6. Rogers said in his evidence that he was so heavily influenced by drugs on 15 January that he thought that the victim was a man who had sexually assaulted him when he was about 8 years of age. He denied any knowledge of the use of the knife by Hollingshed on 17 January.
7. That these were offences of the utmost seriousness almost goes without saying. The victims must have been terrified. The man at Braddon was bruised about the face and neck.
8. The offence of assault occasioning actual bodily harm was committed by Rogers when he assaulted a man whom he suspected of speaking to the police over a matter concerning an acquaintance. He approached the man in the street, punched him several times and then kicked him several times in the head as he lay on the ground. The man suffered severe bruising to the face and sought medical attention.
9. Hollingshed was born on 25 October 1965 and grew up in the Newcastle area.

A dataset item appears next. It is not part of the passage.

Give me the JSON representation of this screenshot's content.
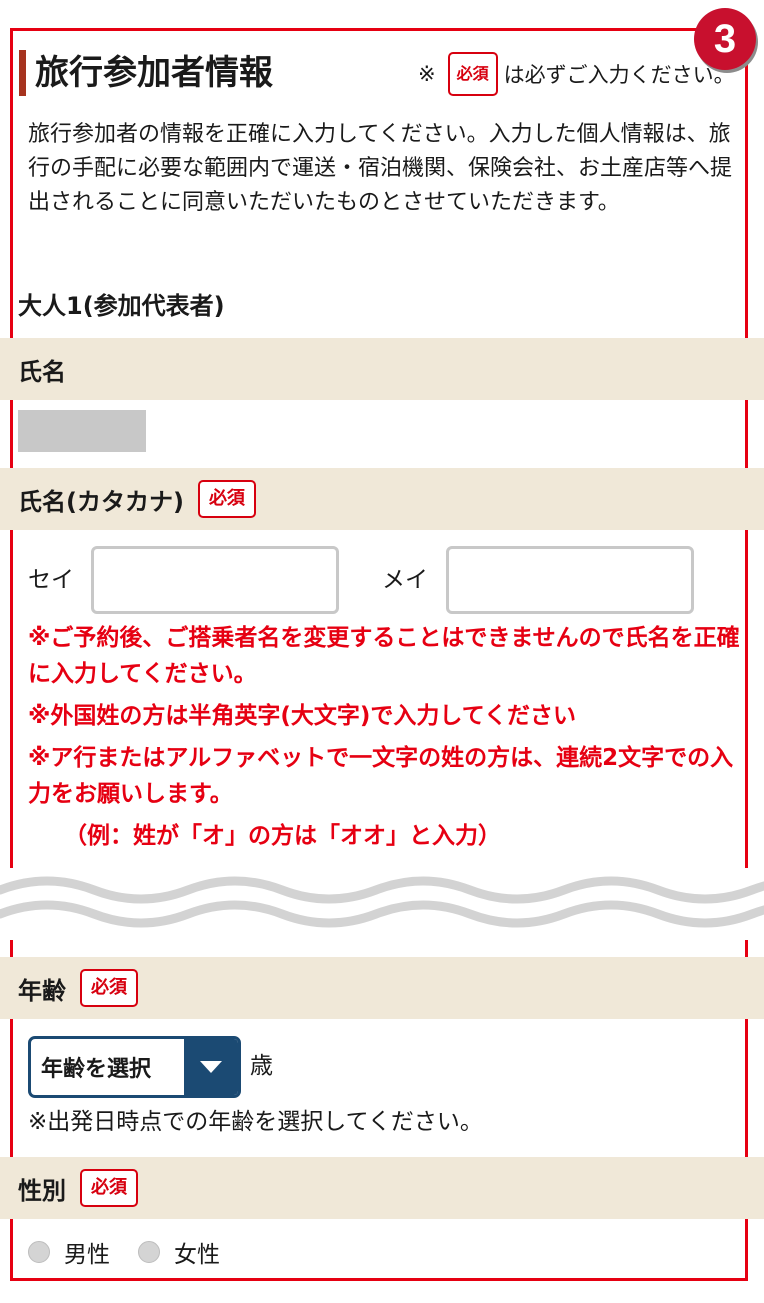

He worked in various unskilled occupations after leaving school until 1981. By then he had already developed problems relating to drug addiction. He left his parents' house and has not been in employment since. He is the father of a child born of a de facto relationship in 1989 in the Newcastle area. He has been treated twice for his drug addiction following suicide attempts. He has several convictions as an adult going back to 1984 for a variety of offences including two burglaries and two assaults. He has been ordered to perform community service twice. He was sentenced to six months imprisonment in 1986 for stealing. In 1990 he was sentenced in the Newcastle local court to 2 years 6 months imprisonment with an additional term of 8 months. He was on parole at the time of the present offences. He had been released from Cooma Correctional Centre on 8 July 1992 and went to reside with a married couple who befriended him. However, he developed an illicit relationship with the woman which led to him being sent from Cooma to the ACT for the purpose of parole supervision. Whilst on parole he met Rodgers.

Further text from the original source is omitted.